TensorFlow.NET: Segmentation fault in multithread app (v0.11.2)

App is crashing during sess.run with message Segmentation fault (core dumped) on docker or Attempted to read or write protected memory. This is often an indication that other memory is corrupt. on Windows.

Stack trace on Windows

   at Tensorflow.c_api.TF_SessionRun(IntPtr session, TF_Buffer* run_options, TF_Output[] inputs, IntPtr[] input_values, Int32 ninputs, TF_Output[] outputs, IntPtr[] output_values, Int32 noutputs, IntPtr[] target_opers, Int32 ntargets, IntPtr run_metadata, IntPtr status)
   at Tensorflow.BaseSession._call_tf_sessionrun(KeyValuePair`2[] feed_dict, TF_Output[] fetch_list, List`1 target_list)
   at Tensorflow.BaseSession._do_run(List`1 target_list, List`1 fetch_list, Dictionary`2 feed_dict)
   at Tensorflow.BaseSession._run(Object fetches, FeedItem[] feed_dict)
   at Tensorflow.BaseSession.run(Tensor fetche, FeedItem[] feed_dict)

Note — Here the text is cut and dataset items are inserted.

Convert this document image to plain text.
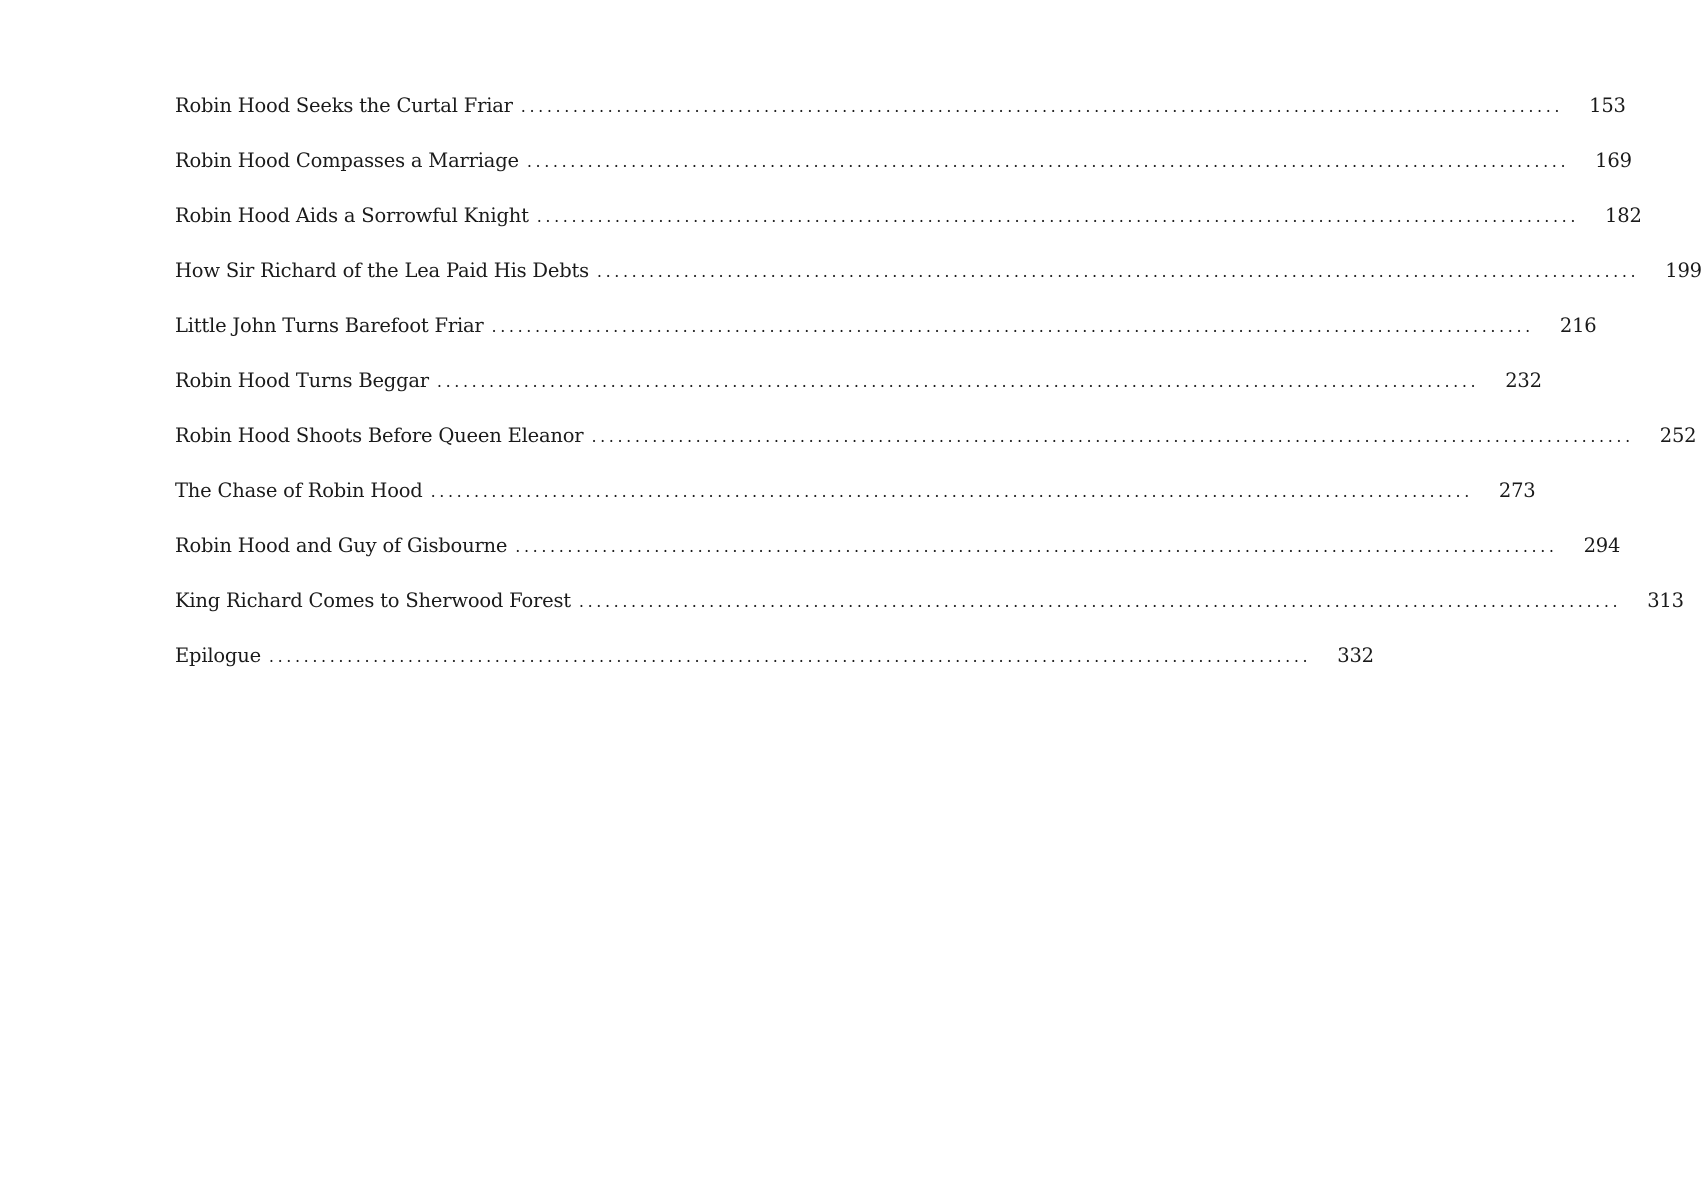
Robin Hood Seeks the Curtal Friar ........................................................................................................................ 153
Robin Hood Compasses a Marriage ........................................................................................................................ 169
Robin Hood Aids a Sorrowful Knight ........................................................................................................................ 182
How Sir Richard of the Lea Paid His Debts ........................................................................................................................ 199
Little John Turns Barefoot Friar ........................................................................................................................ 216
Robin Hood Turns Beggar ........................................................................................................................ 232
Robin Hood Shoots Before Queen Eleanor ........................................................................................................................ 252
The Chase of Robin Hood ........................................................................................................................ 273
Robin Hood and Guy of Gisbourne ........................................................................................................................ 294
King Richard Comes to Sherwood Forest ........................................................................................................................ 313
Epilogue ........................................................................................................................ 332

I created small example project for tests: https://github.com/deadman2000/TensorFlowNetMultithreading

About this issue

Original URL
State: open
Created 5 years ago
Comments: 22 (11 by maintainers)

Commits related to this issue

MultithreadingTests.cs: Added unit-test for case #380 — committed to SciSharp/TensorFlow.NET by Nucs 5 years ago

Most upvoted comments

So I think issue is caused by the following usage of nd.GetData() in Tensor.Creation.cs. I guess that starts pointing to GC controlled memory with no guarantees it will stay at the same address after GC work.

        private unsafe IntPtr CreateTensorFromNDArray(NDArray nd, TF_DataType? given_dtype)
        {
            if (nd.typecode == NPTypeCode.String)
                throw new NotImplementedException("Support for NDArray of type string not implemented yet");

>>>         var arraySlice = nd.Unsafe.Storage.Shape.IsContiguous ? nd.GetData() : nd.CloneData();

Changing to the following helped (probably with some performance degradation which I didn’t notice due to small input dataset):

var arraySlice = nd.CloneData();

After this change I do not reproduce the crash anymore, but I will keep testing this.

tompetk on Apr 7, 2020

@Mghobadid fix by #533 should do the trick. Not the most efficient way, but seems to work at least on CPU (and I reproduced exactly same issue on GPU, so should be same)…

tompetk on Apr 17, 2020

After I’ll get my hands on a dump and research it. I’ll let you know.

Nucs on Sep 10, 2019

If you’ll need to do multi-threaded unit tests in the future, you are welcome to use MultiThreadedUnitTestExecuter I wrote for the library: https://github.com/SciSharp/TensorFlow.NET/blob/master/test/TensorFlowNET.UnitTest/Utilities/MultiThreadedUnitTestExecuter.cs

Usage:

MultiThreadedUnitTestExecuter.Run(threadCount: 8, worload: tid => ...);

Nucs on Sep 9, 2019